Or better yet…turn the damn cell phone off.

The funeral isn’t about you. It’s about honoring a woman and her loved ones. I hadn’t seen my friends in twenty years, but I went because I remembered them well. Because of the closeness once experienced by me and them and by our parents who were colleagues. I went to show my respect, my support, and my caring. I didn’t want anything in return. I drove forty-five minutes each way, took ninety minutes out of my day. It’s a sacrifice, yes. But is that too much to ask?

I remember when my birth mother and grandmothers died. The people who surprised you by showing up just to let you know they care often were the ones whose presence meant the most.

And in this case, I was all the more blessed by the message of a life well lived. I’m sure I got more out of my presence than the family did. And what a blessing.

But thanks to the bozo who disturbed the moment. He didn’t ruin it for me, but he did interject a bit of a reminder of how selfish and stupid people can be into things.  The opposite of the person being recognized and honored, in fact.

Taking time to be present is a lost art these days, I think. But it’s so important and meaningful, I think we all should learn to do it more often.
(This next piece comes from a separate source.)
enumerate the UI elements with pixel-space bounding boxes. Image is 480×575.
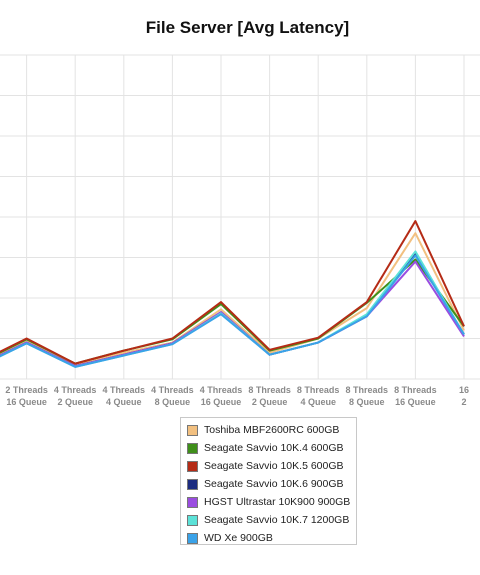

Making time for others is an act of kindness, respect and love that means so much and takes so little. I still got my editing and work done that day. I just had to schedule around it. And in doing so, I got to see some old friends and get insight into their family I never would have had in a way that brought admiration and joy despite their sad loss.

Oh, they were all happy to see me and we spent time catching up, for sure. I even saw another high school friend.

But the most important thing was to be present in the moment and join with them. That’s why I went. It’s kinda why I assumed everyone went, and the service was well attended. Except the cell phone guy. He was too busy to make time, apparently. At least, that’s what the cell phone rings and his response implied. And it’s too bad.

One of my pet peeves in church and movie theatres has always been people who can’t be bothered to silence their cells. My dad’s a doctor and can’t turn off his cell or pager, but he always had a headphone earpiece he wore to keep them from disturbing anyone else. If he had to talk, he’d quietly slip out and do what he needed to do, then return.

I wish more people had such manners these days. Because sometimes people need your presence. They need your attention. They deserve your respect.

Turning off the damn cell phone is just one indication that you want to be there, that they deserve and have your respect, and that being there at that moment is priority number one.

Is that too much to ask to honor the life of someone?

I hope not.  If it is, maybe don’t bother. Don’t ruin the moment for everyone else. Don’t call attention to your lack of dedication. Just don’t come.

At least that’s what I’d do.

For what it’s worth…

Bryan Thomas Schmidt is an author and editor of adult and children’s speculative fiction including the novels The Worker Prince and The Returning, and the children’s books 102 More Hilarious Dinosaur Jokes For Kids (ebook only) and Abraham Lincoln: Dinosaur Hunter- Land Of Legends. His debut novel, The Worker Prince (2011) received Honorable Mention on Barnes & Noble Book Club’s Year’s Best Science Fiction Releases for 2011. His short stories have appeared in magazines, anthologies and online. He edited the anthology Space Battles: Full Throttle Space Tales #6 (Flying Pen Press, 2012) and is working on Beyond The Sun (Fairwood, July 2013), Raygun Chronicles: Space Opera For a New Age  (Every Day Publishing, November 2013) and Shattered Shields with co-editor Jennifer Brozek (Baen, 2014). He also edits Blue Shift Magazine and hosts #sffwrtcht (Science Fiction & Fantasy Writer’s Chat) Wednesdays at 9 pm ET on Twitter and can be found via Twitter as @BryanThomasS, on his website atwww.bryanthomasschmidt.net or Facebook.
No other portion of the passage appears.